Burj Khalifa Construction Timeline

 January 2004

Excavation started

 February 2004

 Piling started

 March 2005

 Superstructure started

 June 2006   

 Level 50 reached

January 2007

 Level 100 reached

March 2007

Level 110 reached

April 2007

Level 120 reached

May 2007

Level 130 reached

July 2007

Level 141 reached - world's tallest building

September 2007

Level 150 reached - world's tallest free-standing structure

April 2008

Level 160 reached - world's tallest man-made structure

January 2009

Completion of spire - Burj Khalifa tops out

September 2009

Exterior cladding competed

January 2010

Official launch ceremony

 Construction Highlights

Over 45,000 m3 (58,900 cu yd) of concrete, weighing more than 110,000 tonnes were used to construct the concrete and steel foundation, which features 192 piles buried more than 50 m (164 ft) deep.

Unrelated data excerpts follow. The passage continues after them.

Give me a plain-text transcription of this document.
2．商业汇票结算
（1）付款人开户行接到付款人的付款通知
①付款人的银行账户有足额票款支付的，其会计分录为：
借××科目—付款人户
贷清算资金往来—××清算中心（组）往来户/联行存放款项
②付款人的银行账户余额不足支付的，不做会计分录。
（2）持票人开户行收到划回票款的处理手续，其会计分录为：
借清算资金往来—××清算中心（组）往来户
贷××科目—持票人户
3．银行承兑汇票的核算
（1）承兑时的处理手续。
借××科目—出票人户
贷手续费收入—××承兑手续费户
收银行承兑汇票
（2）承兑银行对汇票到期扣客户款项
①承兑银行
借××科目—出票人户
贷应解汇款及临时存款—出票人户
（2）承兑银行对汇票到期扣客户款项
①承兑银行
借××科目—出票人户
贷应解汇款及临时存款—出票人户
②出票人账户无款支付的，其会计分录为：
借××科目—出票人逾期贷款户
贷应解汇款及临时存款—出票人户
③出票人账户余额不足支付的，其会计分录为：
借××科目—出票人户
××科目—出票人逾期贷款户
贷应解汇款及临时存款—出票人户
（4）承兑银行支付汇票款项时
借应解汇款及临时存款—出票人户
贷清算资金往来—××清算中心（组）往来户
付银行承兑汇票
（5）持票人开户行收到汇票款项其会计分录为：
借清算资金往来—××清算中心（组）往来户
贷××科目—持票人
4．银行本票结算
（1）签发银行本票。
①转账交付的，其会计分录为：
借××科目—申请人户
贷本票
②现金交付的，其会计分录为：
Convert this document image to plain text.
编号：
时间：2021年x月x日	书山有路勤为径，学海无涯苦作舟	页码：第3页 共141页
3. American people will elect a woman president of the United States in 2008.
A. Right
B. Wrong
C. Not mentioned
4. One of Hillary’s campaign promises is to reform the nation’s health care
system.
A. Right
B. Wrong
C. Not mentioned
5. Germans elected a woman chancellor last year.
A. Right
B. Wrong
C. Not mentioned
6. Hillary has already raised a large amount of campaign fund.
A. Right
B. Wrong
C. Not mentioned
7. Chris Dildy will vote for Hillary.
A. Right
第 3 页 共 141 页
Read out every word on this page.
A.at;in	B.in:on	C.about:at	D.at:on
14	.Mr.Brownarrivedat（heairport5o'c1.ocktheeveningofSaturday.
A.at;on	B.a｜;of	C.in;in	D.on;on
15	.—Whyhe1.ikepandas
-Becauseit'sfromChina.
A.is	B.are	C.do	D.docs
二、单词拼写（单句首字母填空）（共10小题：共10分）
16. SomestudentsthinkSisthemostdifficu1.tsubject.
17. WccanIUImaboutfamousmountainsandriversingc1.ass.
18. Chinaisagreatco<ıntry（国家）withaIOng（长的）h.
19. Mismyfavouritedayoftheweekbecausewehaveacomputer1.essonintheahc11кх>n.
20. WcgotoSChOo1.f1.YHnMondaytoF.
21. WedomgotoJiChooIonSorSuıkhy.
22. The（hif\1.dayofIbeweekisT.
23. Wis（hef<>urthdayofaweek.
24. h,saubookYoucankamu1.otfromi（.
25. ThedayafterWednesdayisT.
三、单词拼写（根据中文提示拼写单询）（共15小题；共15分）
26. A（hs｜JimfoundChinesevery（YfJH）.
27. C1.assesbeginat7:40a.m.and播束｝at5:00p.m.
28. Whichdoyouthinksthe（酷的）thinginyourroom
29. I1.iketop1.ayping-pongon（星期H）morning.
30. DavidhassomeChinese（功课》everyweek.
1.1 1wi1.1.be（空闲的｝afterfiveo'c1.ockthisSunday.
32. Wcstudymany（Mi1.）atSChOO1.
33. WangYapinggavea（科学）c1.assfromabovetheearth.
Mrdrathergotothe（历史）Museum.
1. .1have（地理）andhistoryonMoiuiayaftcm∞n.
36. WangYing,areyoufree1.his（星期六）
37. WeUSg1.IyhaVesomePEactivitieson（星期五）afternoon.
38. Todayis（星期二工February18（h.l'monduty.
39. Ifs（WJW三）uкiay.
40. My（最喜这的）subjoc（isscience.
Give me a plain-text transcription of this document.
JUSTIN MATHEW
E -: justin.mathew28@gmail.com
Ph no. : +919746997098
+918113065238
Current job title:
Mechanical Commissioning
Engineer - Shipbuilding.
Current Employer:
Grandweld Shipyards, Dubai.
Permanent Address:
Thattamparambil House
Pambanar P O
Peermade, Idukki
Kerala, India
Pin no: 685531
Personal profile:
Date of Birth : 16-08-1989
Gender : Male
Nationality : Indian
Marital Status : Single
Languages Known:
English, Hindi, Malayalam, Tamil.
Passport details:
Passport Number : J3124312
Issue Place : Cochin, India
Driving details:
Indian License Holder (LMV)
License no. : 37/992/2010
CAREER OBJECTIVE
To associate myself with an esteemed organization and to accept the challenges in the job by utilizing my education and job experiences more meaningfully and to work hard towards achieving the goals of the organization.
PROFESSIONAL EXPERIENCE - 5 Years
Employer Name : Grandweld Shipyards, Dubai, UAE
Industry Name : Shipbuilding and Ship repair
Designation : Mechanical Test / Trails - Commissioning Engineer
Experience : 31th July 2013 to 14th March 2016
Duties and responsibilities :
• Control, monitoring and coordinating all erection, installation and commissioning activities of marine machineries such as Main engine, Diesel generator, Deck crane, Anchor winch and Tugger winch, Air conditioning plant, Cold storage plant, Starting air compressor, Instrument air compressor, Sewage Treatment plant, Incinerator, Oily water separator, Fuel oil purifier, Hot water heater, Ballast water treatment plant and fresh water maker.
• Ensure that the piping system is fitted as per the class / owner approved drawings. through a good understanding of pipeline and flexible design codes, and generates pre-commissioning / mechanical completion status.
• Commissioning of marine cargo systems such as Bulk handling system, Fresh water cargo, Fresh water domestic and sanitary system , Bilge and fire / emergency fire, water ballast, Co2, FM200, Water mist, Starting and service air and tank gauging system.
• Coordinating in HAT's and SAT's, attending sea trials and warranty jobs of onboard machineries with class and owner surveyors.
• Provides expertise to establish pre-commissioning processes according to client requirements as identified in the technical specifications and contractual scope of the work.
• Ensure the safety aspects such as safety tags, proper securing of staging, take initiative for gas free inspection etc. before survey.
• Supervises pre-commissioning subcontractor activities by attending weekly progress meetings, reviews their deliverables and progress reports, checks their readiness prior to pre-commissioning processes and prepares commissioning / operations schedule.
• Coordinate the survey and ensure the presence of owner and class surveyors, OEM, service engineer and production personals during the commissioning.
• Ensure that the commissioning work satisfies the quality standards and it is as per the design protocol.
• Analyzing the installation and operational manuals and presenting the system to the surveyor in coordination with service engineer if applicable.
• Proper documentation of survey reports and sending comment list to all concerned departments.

Burj Khalifa's construction will have used 330,000 m3 (431,600 cu yd) of concrete and 39,000 tonnes (43,000 ST; 38,000 LT) of steel rebar, and construction will have taken 22 million man-hours.
Exterior cladding of Burj Khalifa began in May 2007 and was completed in September 2009. The vast project involved more than 380 skilled engineers and on-site technicians. At the initial stage of installation, the team progressed at the rate of about 20 to 30 panels per day and eventually achieved as many as 175 panels per day.
The tower accomplished a world record for the highest installation of an aluminium and glass façade, at a height of 512 metres. The total weight of aluminium used on Burj Khalifa is equivalent to that of five A380 aircraft and the total length of stainless steel bull nose fins is 293 times the height of Eiffel Tower in Paris.
In November, 2007, the highest reinforced concrete corewalls were pumped using 80 MPa concrete from ground level; a vertical height of 601 metres. Smashing the previous pumping record on a building of 470m on the Taipei 101; the world’s second tallest tower and the previous world record for vertical pumping of 532 metres for an extension to the Riva del Garda Hydroelectric Power Plant in 1994. The concrete pressure during pumping to this level was nearly 200 bars.
The amount of rebar used for the tower is 31,400 metric tons - laid end to end this would extend over a quarter of the way around the world.